Speaking of March Madness, the NCAA tournament is of great importance in the 2 Cats household. Chris is a lifelong Duke fan and roots for his team during the tourney. I’m pretty new to this whole basketball thing; I watched my first game when Duke won its last national title. I was really excited when UGA made it to the dance this year….and annoyed when they got eliminated in the first round *sigh*. This past weekend when Duke was playing Michigan State in the Final Four, I decided I’d make a Chris-pleasing sports appropriate dinner, homemade corn dogs.

I can’t recall ever eating a corn dog before I met Chris. I had an aversion to hot dogs for a while due to a lecture on their contents and processing by a middle school teacher.
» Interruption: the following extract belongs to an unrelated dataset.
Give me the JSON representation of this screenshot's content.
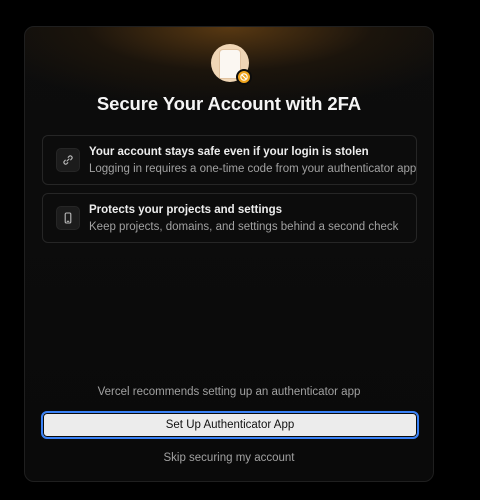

But eventually I moved past that fear and realized that corndogs are just hush puppy batter covering a sausage of meaty goodness. During one Pinterest session, I stumbled on a recipe from the blog “Chef in Training” and thought, why not?  I can make these; they’re simple and straight forward….and deep fried. Deep fried is always good.

While the Duke/ Michigan State game was in half time, I mixed together the dry ingredients and skewered the dogs. This all took around 10 minutes, which gave me plenty of time to set up the frying oil in my large dutch oven and return to the man cave for the second half of the game. Once the game was over (a.k.a. when Duke was so far ahead there was no possible way they could lose) I started heating the oil and mixed the wet & dry ingredients together. The batter was very fluffy and expanded a great deal due to the amount of baking powder.

the ingredients minus the hot dogs

the ingredients minus the hot dogs

I found that because the batter was so fluffy, getting it on to the hot dogs evenly was challenging. I solved the problem by using the back of the spoon to spread the batter around the hotdogs evenly. I did just one corn dog at a time to maintain consistency, but if you had extra hands I think you could make an assembly line for frying and do 2 or 3 dogs at a time.

Fry puppies, fry

Fry puppies, fry

Once the oil was heated, each corn dog took less than 3 minutes to fry. You have to turn the corn dogs every 30-45 seconds, otherwise the frying won’t be even and you might end up with a corn dog that looks somewhat like a dinosaur (or according to Chris, cow utters). I ended up making only 1 package of hot dogs, so there was plenty of batter left. I made a few hushpuppies from the leftover dough, which were unfortunately disappointing due to lack of flavor. Actually, I found even as corndogs, the batter could be livened up a bit with some spices. I think the next time I make these, I may try adding some turmeric and paprika to the dry ingredients, and maybe some red pepper for a little bit of heat.

The corn dogs do lend themselves well to additional sauces and sides. Chris served his pair of corn dogs with some canned hot dog chili (ew). I dipped mine in some homemade sriracha mayo though I think some plain ketchup & mustard would be good as well.

a pair of finished corndogs awaiting sauce

a pair of finished corndogs awaiting sauce

I think once I figure out the spice mixture these corndogs will be perfect for a summer get together or another sporting event. Then again, now that Duke is the tournament champion, I may be required to make these every year as part of the 2 Cats household superstition.